After implementing the cutoffs for each state and then retrospectively looking to see if they would have qualified in the years reported, I found that 64.3% of COTMs had Medicaid, despite having grandparent support and an ineligible household income. This translates to about 23,000-30,000 COTMs in any given year.
So the question becomes what if these children were able to enroll under private insurance plans? There would undoubtedly be a load of savings in terms of government expenditures. I calculate a general estimate of these savings using Medicaid spending per child (divided by state) as reported by the Kaiser Family Foundation.2 Annual Medicaid spending per child across all states was $2502 (in 2011 dollars), but ranged from $1594 in Wisconsin to $5193 in Vermont. Utah spending per child was slightly below average at $2406. I assigned these costs to the children in the sample according to their respective states and found that expenditures on average would have ranged from $52 million to $74 million in a given year or $325 million total across 2008-2012.
Factors that contribute to having Medicaid
For the last part of my analysis I used logistic regression analysis to determine the factors that contribute the most to children having Medicaid. In a nutshell regression analysis teases out the effect of a characteristic or quality like gender on whether COTMs have Medicaid.

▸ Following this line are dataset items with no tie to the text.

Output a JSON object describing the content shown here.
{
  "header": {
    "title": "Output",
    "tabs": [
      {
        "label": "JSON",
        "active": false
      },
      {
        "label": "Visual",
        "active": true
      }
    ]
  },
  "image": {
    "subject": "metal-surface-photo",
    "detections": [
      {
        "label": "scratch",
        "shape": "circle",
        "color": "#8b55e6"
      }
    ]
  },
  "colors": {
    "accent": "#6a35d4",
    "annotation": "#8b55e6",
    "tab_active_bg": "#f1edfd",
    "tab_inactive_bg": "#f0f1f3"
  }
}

After controlling for poverty levels, I found the following results. White COTMs and COTMs of mixed race were the most likely to be enrolled in Medicaid. Blacks were 15% less likely than whites, and mixed races were at least 48% more likely than whites. Additionally female children were 11% more likely to have Medicaid. Also children who had their care provided by grandparents were almost equally likely to have Medicaid versus those who had care provided by another household member.
Conclusion
Through this project I was able to confirm that there is a significant health insurance market inefficiency for children of teen mothers. Certain demographics are more likely to have Medicaid than others, even after controlling for household income level. Additionally, many children who could have health insurance through a grandparent-sponsored plan are often defaulted into Medicaid, given that purchasing private coverage is more costly. Unfortunately, the government picks up the tab. My suggestion is that health insurance companies should be mandated to cover individuals who can be claimed as a dependent on the grandparent’s tax form. Insurance companies would request documents proving dependency. When the teen mother can claim to be an independent for the first time she can seek out a plan for her child that is contingent on her personal income. I feel that this solution would minimize additional paperwork and allow for more effective expenditures on COTMs and their families. The government could redistribute the savings to help teen mothers with more helpful services like child care during school or education programs, therefore protecting the supporting grandparent’s income and giving teen mothers a way to finish their high school degrees.